Neben dem Wirken des Herrn sehen wir das Tun des Menschen unter der Macht Satans. Mehr als vierzig Juden verfluchten sich und wollten nicht essen und nicht trinken, bevor sie Paulus getötet hätten. Um diesen verbrecherischen Plan auszuführen, machten sie die Hohenpriester und die Ältesten zu Mitwissern und baten sie, den Obersten zu veranlassen, Paulus zu ihnen herabführen zu lassen, als wollten sie seine Sache genauer entscheiden. „Wir aber sind bereit, ehe er nahe kommt, ihn umzubringen“, fügten sie hinzu. Gott führte es, dass der Apostel durch einen Neffen von diesem Anschlag Kenntnis erhielt. Sofort sandte Paulus ihn zum Obersten. Dieser empfing den jungen Mann und ordnete sofort an, dass zweihundert Soldaten, siebzig Reiter und zweihundert Lanzenträger bereitgemacht würden, um Paulus in der dritten Stunde der Nacht nach Cäsarea zu bringen. Er schrieb an den Landpfleger Felix einen Brief, worin er ihm mitteilte, warum er diesen Gefangenen zu ihm sandte; er habe ihn der Wut der Juden entrissen, aber nichts an ihm gefunden, das des Todes oder der Fesseln wert wäre; es handle sich nur um Streitfragen ihres Gesetzes.

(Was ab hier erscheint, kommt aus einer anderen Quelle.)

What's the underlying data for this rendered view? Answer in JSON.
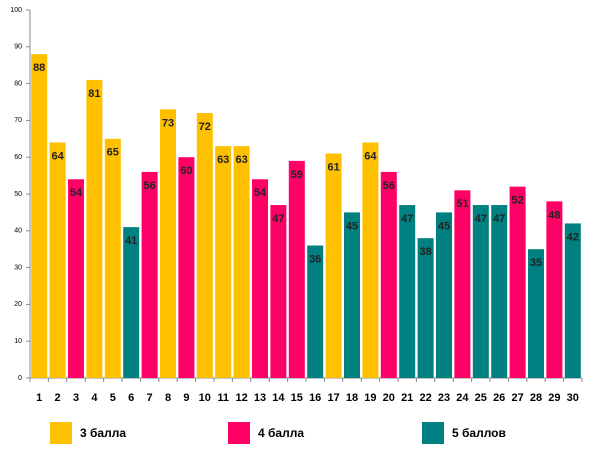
{
  "chart_data": {
    "type": "bar",
    "categories": [
      "1",
      "2",
      "3",
      "4",
      "5",
      "6",
      "7",
      "8",
      "9",
      "10",
      "11",
      "12",
      "13",
      "14",
      "15",
      "16",
      "17",
      "18",
      "19",
      "20",
      "21",
      "22",
      "23",
      "24",
      "25",
      "26",
      "27",
      "28",
      "29",
      "30"
    ],
    "series": [
      {
        "name": "3 балла",
        "color": "#FFC000",
        "values": [
          88,
          64,
          null,
          81,
          65,
          null,
          null,
          73,
          null,
          72,
          63,
          63,
          null,
          null,
          null,
          null,
          61,
          null,
          64,
          null,
          null,
          null,
          null,
          null,
          null,
          null,
          null,
          null,
          null,
          null
        ]
      },
      {
        "name": "4 балла",
        "color": "#FF0066",
        "values": [
          null,
          null,
          54,
          null,
          null,
          null,
          56,
          null,
          60,
          null,
          null,
          null,
          54,
          47,
          59,
          null,
          null,
          null,
          null,
          56,
          null,
          null,
          null,
          51,
          null,
          null,
          52,
          null,
          48,
          null
        ]
      },
      {
        "name": "5 баллов",
        "color": "#008080",
        "values": [
          null,
          null,
          null,
          null,
          null,
          41,
          null,
          null,
          null,
          null,
          null,
          null,
          null,
          null,
          null,
          36,
          null,
          45,
          null,
          null,
          47,
          38,
          45,
          null,
          47,
          47,
          null,
          35,
          null,
          42
        ]
      }
    ],
    "ylim": [
      0,
      100
    ],
    "yticks": [
      0,
      10,
      20,
      30,
      40,
      50,
      60,
      70,
      80,
      90,
      100
    ],
    "grid": false,
    "legend": "bottom"
  }
}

Es ist interessant, festzustellen, dass Gott in allem, was Paulus betraf, die Hand im Spiel hatte. Die Lage, in der sich das Zeugnis und im Besonderen der Apostel Paulus befand, war nicht mehr die gleiche wie am Anfang, als Gott noch in Macht dazwischen trat. Petrus wurde in der Nacht vor der geplanten Hinrichtung durch einen Engel aus der Hand des Herodes befreit (Kap. 12). In Philippi wurden die Grundfesten des Gefängnisses erschüttert, die Türen geöffnet und die Fesseln der Gefangenen gelöst (Apg 16). Hier ist alles indirekter: Gott ist hinter der Szene verborgen, aber seine Hand leitet dennoch in göttlicher Weise alle Umstände zugunsten seines Dieners und seines Werks. Die gleiche Macht und die gleiche Liebe waren noch in Tätigkeit, handelten aber mehr in indirekter Weise. Die Geschicklichkeit von Paulus, mit der er im Synedrium einen Zwiespalt hervorrief, war die Veranlassung, dass der Apostel in Sicherheit gebracht wurde. Gott fügte es, dass der Neffe von Paulus von der Verschwörung erfuhr, den Onkel besuchen durfte, von dem Obersten väterlich empfangen und bei der Hand genommen wurde. Der die Herzen der Könige zu allem, was Ihm wohlgefällig ist, wie Wasserbäche leiten kann, ließ den Obersten alle nötigen Vorsichtsmaßnahmen treffen, um Paulus der Wut der Juden zu entreißen. Er ließ eine ganze Armee aufbieten, um ihn nach Cäsarea zu eskortieren. Gottes Gnade ist wunderbar! Für uns, die wir heute in einem Zustand von großer und selbstverschuldeter Schwachheit sind, ist es interessant, das festzustellen. Wenn Gott unserer Schwachheit wegen nicht mehr unmittelbar zugunsten der Seinen und seines Zeugnisses eingreift, so herrscht Er doch über allem und leitet alles, was sie betrifft mit der gleichen, unveränderlichen Liebe.